Another thing I noticed in studying my plays in Fullerton's
office after I began to trade less unintelligently was that my
initial operations seldom showed me a loss. That naturally made
me decide to start big. It gave me confidence in my own judgment
before I allowed it to be vitiated by the advice of others or
even by my own impatience at times. Without faith in his own
judgment no man can go very far in this game. That is about all
I have learned to study general conditions, to take a position
and stick to it. I can wait without a twinge of impatience. I
can see a setback without being shaken, knowing that it is only
temporary. I have been short one hundred thousand shares and I
have seen a big rally coming. I have figured and figured
correctly -- that such a rally as I felt was inevitable, and
even wholesome, would make a difference of one million dollars
in my paper profits. And I nevertheless have stood pat and seen
half my paper profit wiped out, without once considering the
advisability of covering my shorts to put them out again on the
rally. I knew that if I did I might lose my position and with it
the certainty of a big killing. It is the big swing that makes
the big money for you.
 
I sold my position in silver this morning at 2800. After I did that, i thought to myself, "WTF am i doing?" I recalled the passage from Reminiscences that i posted above. I re bought my position in silver at 2820.
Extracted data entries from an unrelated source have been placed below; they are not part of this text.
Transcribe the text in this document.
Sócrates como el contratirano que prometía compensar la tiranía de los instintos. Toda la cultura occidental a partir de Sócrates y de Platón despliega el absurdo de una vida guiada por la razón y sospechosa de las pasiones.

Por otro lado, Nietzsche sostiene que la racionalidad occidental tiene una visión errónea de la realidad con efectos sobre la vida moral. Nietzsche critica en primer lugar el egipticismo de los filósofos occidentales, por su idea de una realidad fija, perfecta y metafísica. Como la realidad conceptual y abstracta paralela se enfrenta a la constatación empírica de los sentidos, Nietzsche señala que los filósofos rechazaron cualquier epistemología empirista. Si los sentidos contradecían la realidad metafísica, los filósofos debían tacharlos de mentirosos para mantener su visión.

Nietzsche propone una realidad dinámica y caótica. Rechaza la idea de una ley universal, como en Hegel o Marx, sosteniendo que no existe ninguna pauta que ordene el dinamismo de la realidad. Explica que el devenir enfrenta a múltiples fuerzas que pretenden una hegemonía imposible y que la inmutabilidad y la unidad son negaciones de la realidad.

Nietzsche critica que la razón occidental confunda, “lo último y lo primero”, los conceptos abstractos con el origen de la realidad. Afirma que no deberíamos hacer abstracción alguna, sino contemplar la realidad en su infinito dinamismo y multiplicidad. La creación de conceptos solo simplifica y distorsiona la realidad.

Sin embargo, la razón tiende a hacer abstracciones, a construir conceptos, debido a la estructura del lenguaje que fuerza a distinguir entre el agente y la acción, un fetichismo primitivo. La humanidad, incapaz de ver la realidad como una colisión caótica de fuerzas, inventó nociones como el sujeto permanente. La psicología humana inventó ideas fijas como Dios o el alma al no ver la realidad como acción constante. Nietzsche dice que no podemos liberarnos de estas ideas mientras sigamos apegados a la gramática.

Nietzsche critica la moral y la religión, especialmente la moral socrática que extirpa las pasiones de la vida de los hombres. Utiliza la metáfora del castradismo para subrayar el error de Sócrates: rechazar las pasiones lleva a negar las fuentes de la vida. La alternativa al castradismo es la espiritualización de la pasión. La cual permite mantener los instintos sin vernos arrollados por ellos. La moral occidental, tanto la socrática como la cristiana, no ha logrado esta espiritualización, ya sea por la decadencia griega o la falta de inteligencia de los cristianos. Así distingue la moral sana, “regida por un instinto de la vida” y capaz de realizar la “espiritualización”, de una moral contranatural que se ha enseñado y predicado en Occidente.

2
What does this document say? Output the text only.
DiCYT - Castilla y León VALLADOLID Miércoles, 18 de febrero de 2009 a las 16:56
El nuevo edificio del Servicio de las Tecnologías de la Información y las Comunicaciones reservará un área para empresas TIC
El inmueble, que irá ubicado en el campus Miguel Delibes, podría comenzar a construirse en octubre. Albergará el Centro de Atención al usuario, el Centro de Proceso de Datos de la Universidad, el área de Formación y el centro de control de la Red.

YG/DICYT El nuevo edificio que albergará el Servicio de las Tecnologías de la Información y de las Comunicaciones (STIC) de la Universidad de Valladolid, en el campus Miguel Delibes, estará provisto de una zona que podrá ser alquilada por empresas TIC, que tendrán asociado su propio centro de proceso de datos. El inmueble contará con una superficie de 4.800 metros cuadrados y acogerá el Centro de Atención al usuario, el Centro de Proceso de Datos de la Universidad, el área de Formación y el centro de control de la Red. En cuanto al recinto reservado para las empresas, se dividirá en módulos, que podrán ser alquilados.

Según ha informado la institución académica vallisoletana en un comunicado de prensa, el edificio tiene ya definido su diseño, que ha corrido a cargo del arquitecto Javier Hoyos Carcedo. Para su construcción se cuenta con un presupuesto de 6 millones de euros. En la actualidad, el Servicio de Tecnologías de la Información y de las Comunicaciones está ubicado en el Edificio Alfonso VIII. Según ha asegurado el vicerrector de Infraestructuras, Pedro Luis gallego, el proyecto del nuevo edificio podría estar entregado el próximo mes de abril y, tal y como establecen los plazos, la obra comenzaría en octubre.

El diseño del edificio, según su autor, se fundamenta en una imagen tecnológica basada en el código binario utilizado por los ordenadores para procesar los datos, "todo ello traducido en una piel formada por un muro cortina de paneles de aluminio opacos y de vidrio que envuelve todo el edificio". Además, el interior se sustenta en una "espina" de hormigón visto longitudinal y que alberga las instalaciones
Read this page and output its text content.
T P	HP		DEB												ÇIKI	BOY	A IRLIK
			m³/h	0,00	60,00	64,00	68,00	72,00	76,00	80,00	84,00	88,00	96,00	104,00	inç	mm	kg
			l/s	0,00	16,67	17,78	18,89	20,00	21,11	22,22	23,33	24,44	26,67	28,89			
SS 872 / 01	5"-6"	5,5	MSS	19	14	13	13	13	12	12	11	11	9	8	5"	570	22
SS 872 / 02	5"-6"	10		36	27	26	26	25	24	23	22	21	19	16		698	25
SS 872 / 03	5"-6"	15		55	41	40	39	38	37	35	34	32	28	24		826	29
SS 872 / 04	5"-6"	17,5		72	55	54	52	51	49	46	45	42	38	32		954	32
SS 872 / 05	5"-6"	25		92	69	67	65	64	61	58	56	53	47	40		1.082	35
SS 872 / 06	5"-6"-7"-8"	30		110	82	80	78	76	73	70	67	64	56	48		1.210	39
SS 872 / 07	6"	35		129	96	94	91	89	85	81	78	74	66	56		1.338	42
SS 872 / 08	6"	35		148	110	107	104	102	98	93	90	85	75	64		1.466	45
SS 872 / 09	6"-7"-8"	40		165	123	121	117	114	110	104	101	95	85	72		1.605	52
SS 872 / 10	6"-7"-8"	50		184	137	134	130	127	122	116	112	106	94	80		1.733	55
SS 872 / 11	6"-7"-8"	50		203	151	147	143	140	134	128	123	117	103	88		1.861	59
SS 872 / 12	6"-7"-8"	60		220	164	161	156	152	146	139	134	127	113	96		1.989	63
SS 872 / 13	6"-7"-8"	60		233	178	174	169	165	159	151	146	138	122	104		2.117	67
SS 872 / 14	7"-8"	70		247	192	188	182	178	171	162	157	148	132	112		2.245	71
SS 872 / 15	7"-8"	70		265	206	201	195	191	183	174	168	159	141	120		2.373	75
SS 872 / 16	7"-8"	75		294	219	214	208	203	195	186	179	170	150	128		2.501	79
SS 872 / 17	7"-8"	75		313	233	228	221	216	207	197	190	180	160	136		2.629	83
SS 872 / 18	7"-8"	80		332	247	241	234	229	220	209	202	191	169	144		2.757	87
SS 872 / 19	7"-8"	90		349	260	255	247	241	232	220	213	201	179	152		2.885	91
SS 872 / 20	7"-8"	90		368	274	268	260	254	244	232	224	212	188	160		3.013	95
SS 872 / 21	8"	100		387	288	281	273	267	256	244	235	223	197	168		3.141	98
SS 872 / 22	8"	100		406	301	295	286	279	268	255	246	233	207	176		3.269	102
edit: currently trading at 2850
 
Quote from retaildaytrader:

I have come to Elitetrader to announce the top is now in. We have topped. The next low will be in March of next year. I am putting my reputation on the line this post. The next recession will start in January. The recovery has ended.

What if you are wrong? If I am wrong, I will get stopped out and then examine the market to see how it is acting, and if I can see any predictable pattern or opportunity, I will then position myself to try and best take advantage. What will you do if you are wrong?
 
Quote from limitdown:

not to pick on your comment,

ok, to pick on your comment (take with a grain of salt)

we use "recognize" in America,

generally those who speak English in other countries use "recognise"

Yes, I'm aware of that thanks. What's your point? Surely you are aware that there are not just American residents and citizens posting on this board.